Informationen zur Deutschen Außenpolitik - 23. September 2021
german-foreign-policy.com

Die Berliner Reparationsverweigerung (II)

Proteste in Namibia verhindern Ratifizierung eines Berliner Versuchs, Entschädigungsforderungen für den Genozid an den Herero und Nama billig abzuwehren. Weitere Staaten bestehen auf Reparationen.
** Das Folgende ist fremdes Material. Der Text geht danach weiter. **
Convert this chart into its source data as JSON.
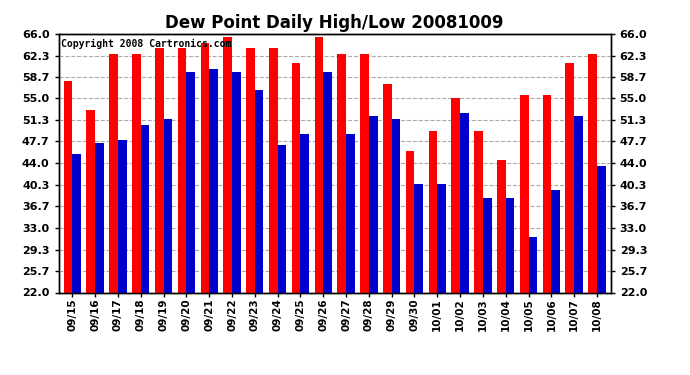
{
  "title": "Dew Point Daily High/Low 20081009",
  "copyright": "Copyright 2008 Cartronics.com",
  "dates": [
    "09/15",
    "09/16",
    "09/17",
    "09/18",
    "09/19",
    "09/20",
    "09/21",
    "09/22",
    "09/23",
    "09/24",
    "09/25",
    "09/26",
    "09/27",
    "09/28",
    "09/29",
    "09/30",
    "10/01",
    "10/02",
    "10/03",
    "10/04",
    "10/05",
    "10/06",
    "10/07",
    "10/08"
  ],
  "highs": [
    58.0,
    53.0,
    62.5,
    62.5,
    63.5,
    63.5,
    64.5,
    65.5,
    63.5,
    63.5,
    61.0,
    65.5,
    62.5,
    62.5,
    57.5,
    46.0,
    49.5,
    55.0,
    49.5,
    44.5,
    55.5,
    55.5,
    61.0,
    62.5
  ],
  "lows": [
    45.5,
    47.5,
    48.0,
    50.5,
    51.5,
    59.5,
    60.0,
    59.5,
    56.5,
    47.0,
    49.0,
    59.5,
    49.0,
    52.0,
    51.5,
    40.5,
    40.5,
    52.5,
    38.0,
    38.0,
    31.5,
    39.5,
    52.0,
    43.5
  ],
  "high_color": "#ff0000",
  "low_color": "#0000cc",
  "background_color": "#ffffff",
  "grid_color": "#aaaaaa",
  "ylim_min": 22.0,
  "ylim_max": 66.0,
  "yticks": [
    22.0,
    25.7,
    29.3,
    33.0,
    36.7,
    40.3,
    44.0,
    47.7,
    51.3,
    55.0,
    58.7,
    62.3,
    66.0
  ],
  "bar_width": 0.38,
  "figwidth": 6.9,
  "figheight": 3.75,
  "dpi": 100
}
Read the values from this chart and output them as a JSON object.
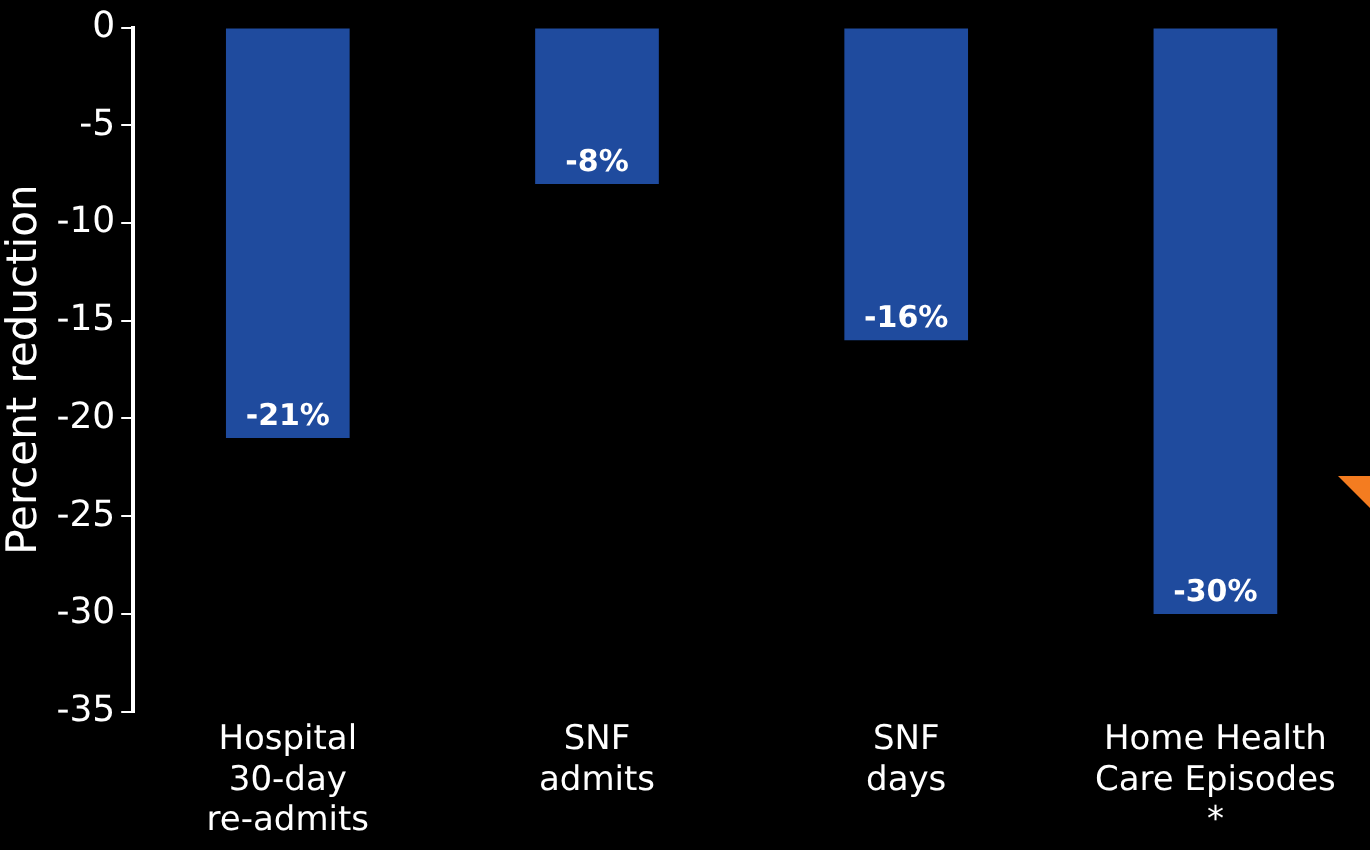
{
  "chart_data": {
    "type": "bar",
    "ylabel": "Percent reduction",
    "categories": [
      "Hospital\n30-day\nre-admits",
      "SNF\nadmits",
      "SNF\ndays",
      "Home Health\nCare Episodes\n*"
    ],
    "values": [
      -21,
      -8,
      -16,
      -30
    ],
    "value_labels": [
      "-21%",
      "-8%",
      "-16%",
      "-30%"
    ],
    "color": "#1f4b9e",
    "ylim": [
      -35,
      0
    ],
    "yticks": [
      0,
      -5,
      -10,
      -15,
      -20,
      -25,
      -30,
      -35
    ],
    "grid": false,
    "legend": false
  }
}
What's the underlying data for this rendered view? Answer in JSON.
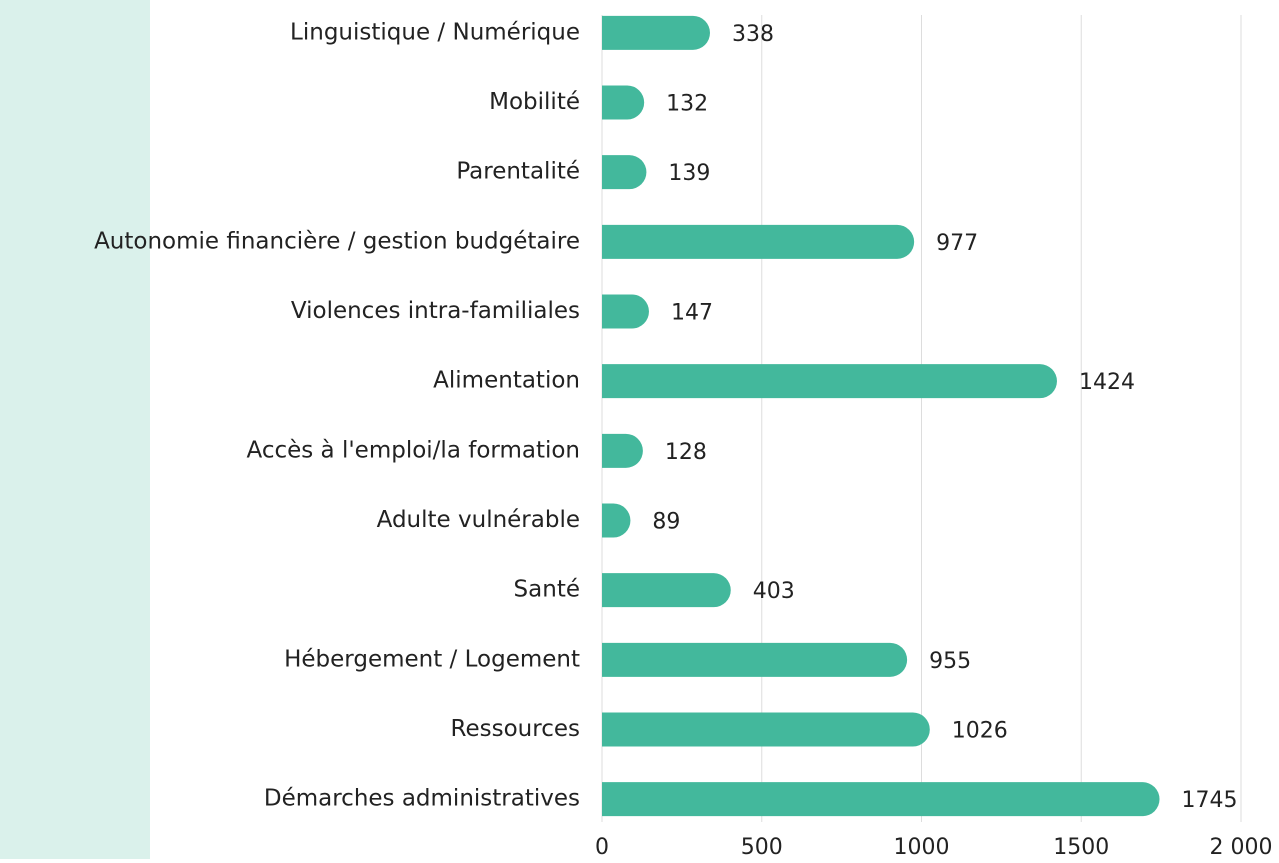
{
  "chart_data": {
    "type": "bar",
    "orientation": "horizontal",
    "categories": [
      "Linguistique / Numérique",
      "Mobilité",
      "Parentalité",
      "Autonomie financière / gestion budgétaire",
      "Violences intra-familiales",
      "Alimentation",
      "Accès à l'emploi/la formation",
      "Adulte vulnérable",
      "Santé",
      "Hébergement / Logement",
      "Ressources",
      "Démarches administratives"
    ],
    "values": [
      338,
      132,
      139,
      977,
      147,
      1424,
      128,
      89,
      403,
      955,
      1026,
      1745
    ],
    "color": "#43b89c",
    "xlim": [
      0,
      2000
    ],
    "xticks": [
      0,
      500,
      1000,
      1500,
      {
        "value": 2000,
        "label": "2 000"
      }
    ],
    "grid": true
  }
}
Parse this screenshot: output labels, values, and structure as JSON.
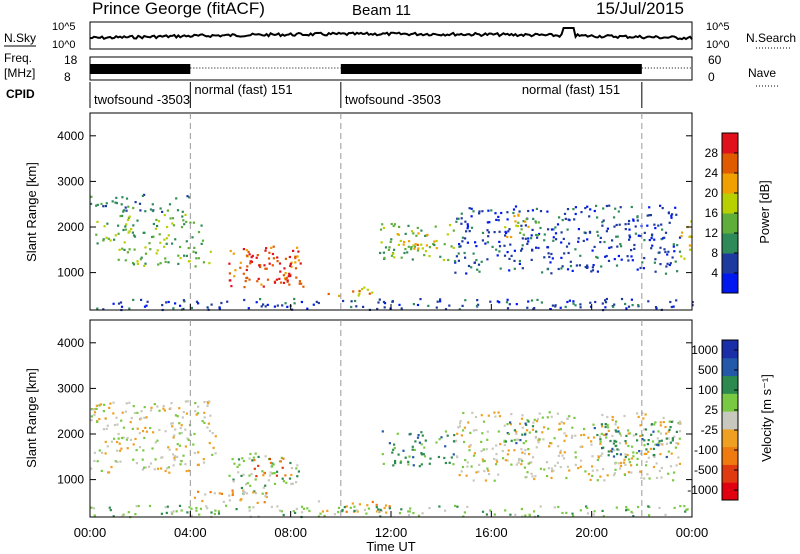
{
  "header": {
    "station": "Prince George (fitACF)",
    "beam": "Beam 11",
    "date": "15/Jul/2015"
  },
  "noise_panel": {
    "left_label": "N.Sky",
    "right_label": "N.Search",
    "left_ticks": [
      "10^5",
      "10^0"
    ],
    "right_ticks": [
      "10^5",
      "10^0"
    ]
  },
  "freq_panel": {
    "left_label_1": "Freq.",
    "left_label_2": "[MHz]",
    "right_label": "Nave",
    "left_ticks": [
      "18",
      "8"
    ],
    "right_ticks": [
      "60",
      "0"
    ]
  },
  "cpid": {
    "label": "CPID",
    "segments": [
      {
        "text": "twofsound -3503",
        "start_hour": 0,
        "end_hour": 4
      },
      {
        "text": "normal (fast) 151",
        "start_hour": 4,
        "end_hour": 10
      },
      {
        "text": "twofsound -3503",
        "start_hour": 10,
        "end_hour": 22
      },
      {
        "text": "normal (fast) 151",
        "start_hour": 22,
        "end_hour": 24
      }
    ]
  },
  "colors": {
    "power": [
      "#0018f0",
      "#1f3a9e",
      "#2f8a5a",
      "#5fae3a",
      "#b8d000",
      "#f0a000",
      "#e05a00",
      "#e0101c"
    ],
    "velocity": [
      "#1a2ea8",
      "#2458a8",
      "#2d8a4e",
      "#7ac943",
      "#c8c8be",
      "#f0a020",
      "#ee7a10",
      "#e03a10",
      "#e00010"
    ]
  },
  "chart_data": [
    {
      "type": "heatmap",
      "quantity": "power",
      "xlabel": "",
      "ylabel": "Slant Range [km]",
      "xlim": [
        0,
        24
      ],
      "ylim": [
        180,
        4500
      ],
      "yticks": [
        "1000",
        "2000",
        "3000",
        "4000"
      ],
      "colorbar_label": "Power [dB]",
      "colorbar_ticks": [
        "4",
        "8",
        "12",
        "16",
        "20",
        "24",
        "28"
      ],
      "colorbar_range": [
        0,
        32
      ],
      "regions": [
        {
          "t0": 0.0,
          "t1": 4.0,
          "r0": 2350,
          "r1": 2750,
          "level": 2
        },
        {
          "t0": 0.2,
          "t1": 4.5,
          "r0": 1650,
          "r1": 2300,
          "level": 3
        },
        {
          "t0": 1.0,
          "t1": 5.0,
          "r0": 1150,
          "r1": 1600,
          "level": 3
        },
        {
          "t0": 5.5,
          "t1": 8.5,
          "r0": 700,
          "r1": 1600,
          "level": 6
        },
        {
          "t0": 6.0,
          "t1": 8.0,
          "r0": 800,
          "r1": 1400,
          "level": 7
        },
        {
          "t0": 9.2,
          "t1": 11.5,
          "r0": 500,
          "r1": 700,
          "level": 5
        },
        {
          "t0": 11.5,
          "t1": 14.5,
          "r0": 1300,
          "r1": 2100,
          "level": 3
        },
        {
          "t0": 12.0,
          "t1": 13.8,
          "r0": 1500,
          "r1": 1900,
          "level": 5
        },
        {
          "t0": 14.5,
          "t1": 23.5,
          "r0": 1000,
          "r1": 2500,
          "level": 1
        },
        {
          "t0": 16.5,
          "t1": 18.0,
          "r0": 1800,
          "r1": 2300,
          "level": 4
        },
        {
          "t0": 23.5,
          "t1": 24.0,
          "r0": 1300,
          "r1": 2200,
          "level": 5
        },
        {
          "t0": 0.0,
          "t1": 24.0,
          "r0": 200,
          "r1": 450,
          "level": 1
        }
      ]
    },
    {
      "type": "heatmap",
      "quantity": "velocity",
      "xlabel": "Time UT",
      "ylabel": "Slant Range [km]",
      "xlim": [
        0,
        24
      ],
      "xticks": [
        "00:00",
        "04:00",
        "08:00",
        "12:00",
        "16:00",
        "20:00",
        "00:00"
      ],
      "ylim": [
        180,
        4500
      ],
      "yticks": [
        "1000",
        "2000",
        "3000",
        "4000"
      ],
      "colorbar_label": "Velocity [m s⁻¹]",
      "colorbar_ticks": [
        "1000",
        "500",
        "100",
        "25",
        "-25",
        "-100",
        "-500",
        "-1000"
      ],
      "regions": [
        {
          "t0": 0.0,
          "t1": 5.0,
          "r0": 1150,
          "r1": 2750,
          "level": 4
        },
        {
          "t0": 5.5,
          "t1": 8.3,
          "r0": 700,
          "r1": 1600,
          "level": 5
        },
        {
          "t0": 6.5,
          "t1": 8.0,
          "r0": 1100,
          "r1": 1500,
          "level": 2
        },
        {
          "t0": 4.0,
          "t1": 7.5,
          "r0": 500,
          "r1": 800,
          "level": 3
        },
        {
          "t0": 9.0,
          "t1": 12.0,
          "r0": 300,
          "r1": 550,
          "level": 3
        },
        {
          "t0": 11.5,
          "t1": 14.5,
          "r0": 1300,
          "r1": 2100,
          "level": 6
        },
        {
          "t0": 14.5,
          "t1": 23.5,
          "r0": 1000,
          "r1": 2500,
          "level": 4
        },
        {
          "t0": 16.5,
          "t1": 18.0,
          "r0": 1800,
          "r1": 2300,
          "level": 6
        },
        {
          "t0": 20.0,
          "t1": 23.5,
          "r0": 1500,
          "r1": 2300,
          "level": 6
        },
        {
          "t0": 0.0,
          "t1": 24.0,
          "r0": 200,
          "r1": 450,
          "level": 5
        }
      ]
    }
  ]
}
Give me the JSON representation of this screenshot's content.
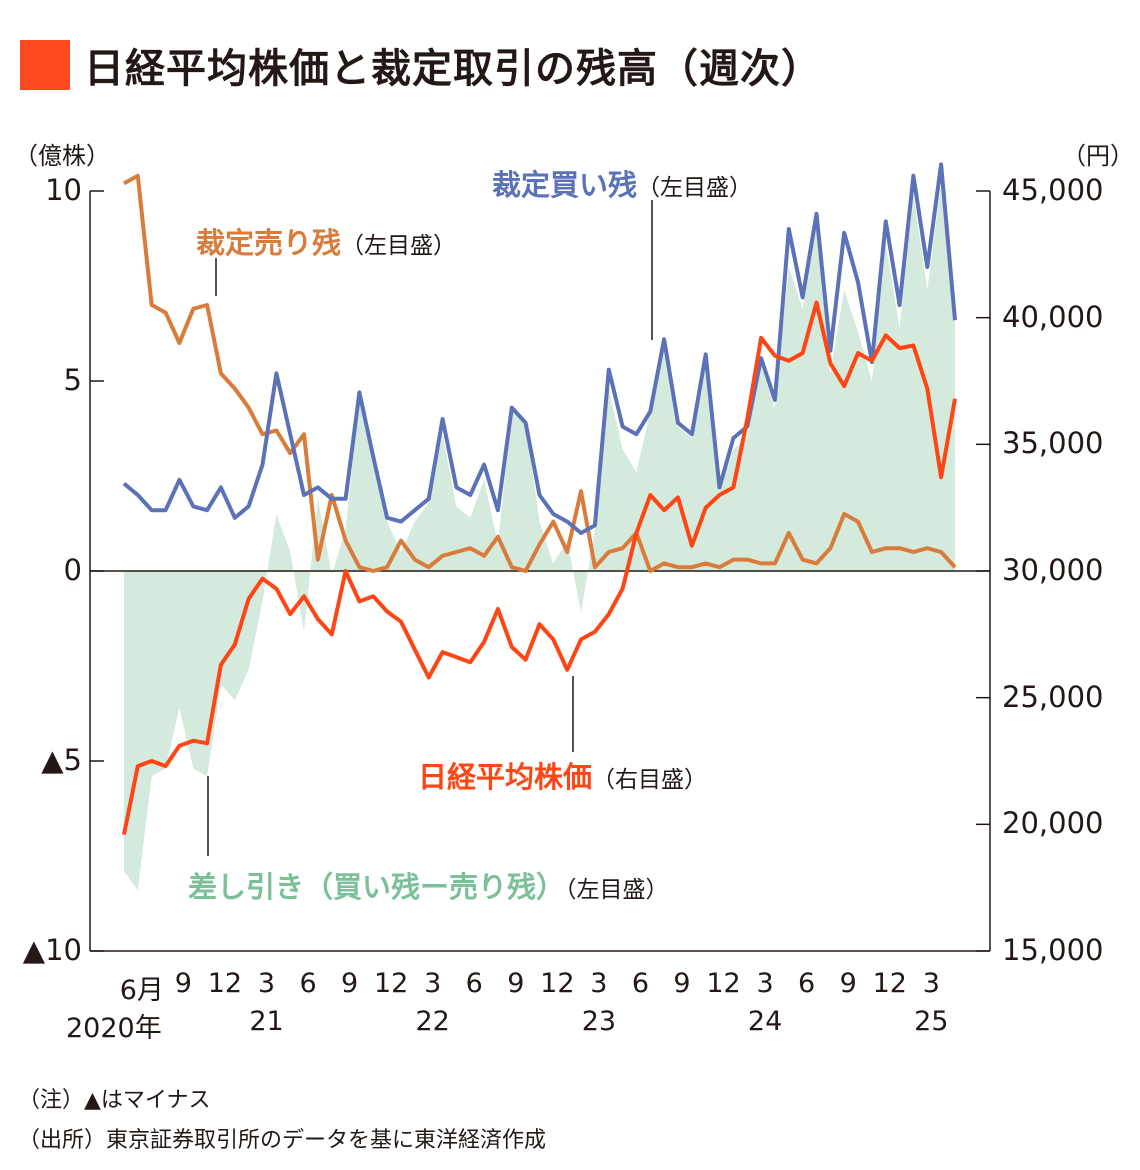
{
  "title": "日経平均株価と裁定取引の残高（週次）",
  "colors": {
    "title_square": "#ff4b1f",
    "buy": "#5b72b8",
    "sell": "#d97b3a",
    "nikkei": "#ff4513",
    "diff_fill": "#d3eadd",
    "diff_label": "#7cc09a",
    "axis": "#231815"
  },
  "notes": [
    "（注）▲はマイナス",
    "（出所）東京証券取引所のデータを基に東洋経済作成"
  ],
  "chart_data": {
    "type": "line",
    "title": "日経平均株価と裁定取引の残高（週次）",
    "left_axis": {
      "unit_label": "（億株）",
      "ylim": [
        -10,
        10
      ],
      "ticks": [
        10,
        5,
        0,
        -5,
        -10
      ],
      "tick_labels": [
        "10",
        "5",
        "0",
        "▲5",
        "▲10"
      ]
    },
    "right_axis": {
      "unit_label": "（円）",
      "ylim": [
        15000,
        45000
      ],
      "ticks": [
        45000,
        40000,
        35000,
        30000,
        25000,
        20000,
        15000
      ],
      "tick_labels": [
        "45,000",
        "40,000",
        "35,000",
        "30,000",
        "25,000",
        "20,000",
        "15,000"
      ]
    },
    "x_ticks": [
      {
        "month": "6月",
        "year": "2020年",
        "date": "2020-06"
      },
      {
        "month": "9",
        "year": "",
        "date": "2020-09"
      },
      {
        "month": "12",
        "year": "",
        "date": "2020-12"
      },
      {
        "month": "3",
        "year": "21",
        "date": "2021-03"
      },
      {
        "month": "6",
        "year": "",
        "date": "2021-06"
      },
      {
        "month": "9",
        "year": "",
        "date": "2021-09"
      },
      {
        "month": "12",
        "year": "",
        "date": "2021-12"
      },
      {
        "month": "3",
        "year": "22",
        "date": "2022-03"
      },
      {
        "month": "6",
        "year": "",
        "date": "2022-06"
      },
      {
        "month": "9",
        "year": "",
        "date": "2022-09"
      },
      {
        "month": "12",
        "year": "",
        "date": "2022-12"
      },
      {
        "month": "3",
        "year": "23",
        "date": "2023-03"
      },
      {
        "month": "6",
        "year": "",
        "date": "2023-06"
      },
      {
        "month": "9",
        "year": "",
        "date": "2023-09"
      },
      {
        "month": "12",
        "year": "",
        "date": "2023-12"
      },
      {
        "month": "3",
        "year": "24",
        "date": "2024-03"
      },
      {
        "month": "6",
        "year": "",
        "date": "2024-06"
      },
      {
        "month": "9",
        "year": "",
        "date": "2024-09"
      },
      {
        "month": "12",
        "year": "",
        "date": "2024-12"
      },
      {
        "month": "3",
        "year": "25",
        "date": "2025-03"
      }
    ],
    "start": "2020-05",
    "series": [
      {
        "name": "裁定売り残",
        "axis_note": "（左目盛）",
        "axis": "left",
        "values": [
          10.2,
          10.4,
          7.0,
          6.8,
          6.0,
          6.9,
          7.0,
          5.2,
          4.8,
          4.3,
          3.6,
          3.7,
          3.1,
          3.6,
          0.3,
          2.0,
          0.8,
          0.1,
          0.0,
          0.1,
          0.8,
          0.3,
          0.1,
          0.4,
          0.5,
          0.6,
          0.4,
          0.9,
          0.1,
          0.0,
          0.7,
          1.3,
          0.5,
          2.1,
          0.1,
          0.5,
          0.6,
          1.0,
          0.0,
          0.2,
          0.1,
          0.1,
          0.2,
          0.1,
          0.3,
          0.3,
          0.2,
          0.2,
          1.0,
          0.3,
          0.2,
          0.6,
          1.5,
          1.3,
          0.5,
          0.6,
          0.6,
          0.5,
          0.6,
          0.5,
          0.1
        ]
      },
      {
        "name": "裁定買い残",
        "axis_note": "（左目盛）",
        "axis": "left",
        "values": [
          2.3,
          2.0,
          1.6,
          1.6,
          2.4,
          1.7,
          1.6,
          2.2,
          1.4,
          1.7,
          2.8,
          5.2,
          3.6,
          2.0,
          2.2,
          1.9,
          1.9,
          4.7,
          3.0,
          1.4,
          1.3,
          1.6,
          1.9,
          4.0,
          2.2,
          2.0,
          2.8,
          1.6,
          4.3,
          3.9,
          2.0,
          1.5,
          1.3,
          1.0,
          1.2,
          5.3,
          3.8,
          3.6,
          4.2,
          6.1,
          3.9,
          3.6,
          5.7,
          2.2,
          3.5,
          3.8,
          5.6,
          4.5,
          9.0,
          7.2,
          9.4,
          5.8,
          8.9,
          7.6,
          5.5,
          9.2,
          7.0,
          10.4,
          8.0,
          10.7,
          6.6
        ]
      },
      {
        "name": "差し引き（買い残ー売り残）",
        "axis_note": "（左目盛）",
        "axis": "left",
        "type": "area",
        "values": [
          -7.9,
          -8.4,
          -5.4,
          -5.2,
          -3.6,
          -5.2,
          -5.4,
          -3.0,
          -3.4,
          -2.6,
          -0.8,
          1.5,
          0.5,
          -1.6,
          1.9,
          -0.1,
          1.1,
          4.6,
          3.0,
          1.3,
          0.5,
          1.3,
          1.8,
          3.6,
          1.7,
          1.4,
          2.4,
          0.7,
          4.2,
          3.9,
          1.3,
          0.2,
          0.8,
          -1.1,
          1.1,
          4.8,
          3.2,
          2.6,
          4.2,
          5.9,
          3.8,
          3.5,
          5.5,
          2.1,
          3.2,
          3.5,
          5.4,
          4.3,
          8.0,
          6.9,
          9.2,
          5.2,
          7.4,
          6.3,
          5.0,
          8.6,
          6.4,
          9.9,
          7.4,
          10.2,
          6.5
        ]
      },
      {
        "name": "日経平均株価",
        "axis_note": "（右目盛）",
        "axis": "right",
        "values": [
          19600,
          22300,
          22500,
          22300,
          23100,
          23300,
          23200,
          26300,
          27100,
          28900,
          29700,
          29300,
          28300,
          29000,
          28100,
          27500,
          30000,
          28800,
          29000,
          28400,
          28000,
          26900,
          25800,
          26800,
          26600,
          26400,
          27200,
          28500,
          27000,
          26500,
          27900,
          27300,
          26100,
          27300,
          27600,
          28300,
          29300,
          31500,
          33000,
          32400,
          32900,
          31000,
          32500,
          33000,
          33300,
          36000,
          39200,
          38500,
          38300,
          38600,
          40600,
          38200,
          37300,
          38600,
          38300,
          39300,
          38800,
          38900,
          37200,
          33700,
          36800
        ]
      }
    ]
  }
}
BERLIN/WINDHOEK/WARSCHAU/ATHEN - Heftige Proteste haben in Namibia den Versuch der Bundesregierung vorläufig gestoppt, die Forderung nach angemessenen Entschädigungen für den Genozid an den Herero und Nama auszuhebeln. Berlin hatte sich mit der Regierung in Windhoek auf ein vorgebliches Versöhnungsabkommen geeinigt, das den Genozid lediglich politisch, nicht aber juristisch anerkennt und daher keine förmlichen Reparationen, sondern nur freiwillige Zahlungen im Wert der bisherigen deutschen Entwicklungshilfe vorsieht. Bedeutende Organisationen der Herero und Nama weisen es zurück und haben am Dienstag seine Ratifizierung im namibischen Parlament verhindert. Unterdessen halten weitere Staaten ihre Forderungen nach Entschädigung für deutsche Kolonial- und Weltkriegsverbrechen aufrecht, so zumindest zeitweise Tansania, vor allem aber Polen und Griechenland. Die Reparationsschuld der Bundesrepublik gegenüber Warschau wird auf 850 Milliarden Euro, diejenige gegenüber Athen wird auf 288 Milliarden Euro geschätzt. Athen hat zuletzt anlässlich des 80. Jahrestags des deutschen Überfalls Verhandlungen angemahnt - vergebens.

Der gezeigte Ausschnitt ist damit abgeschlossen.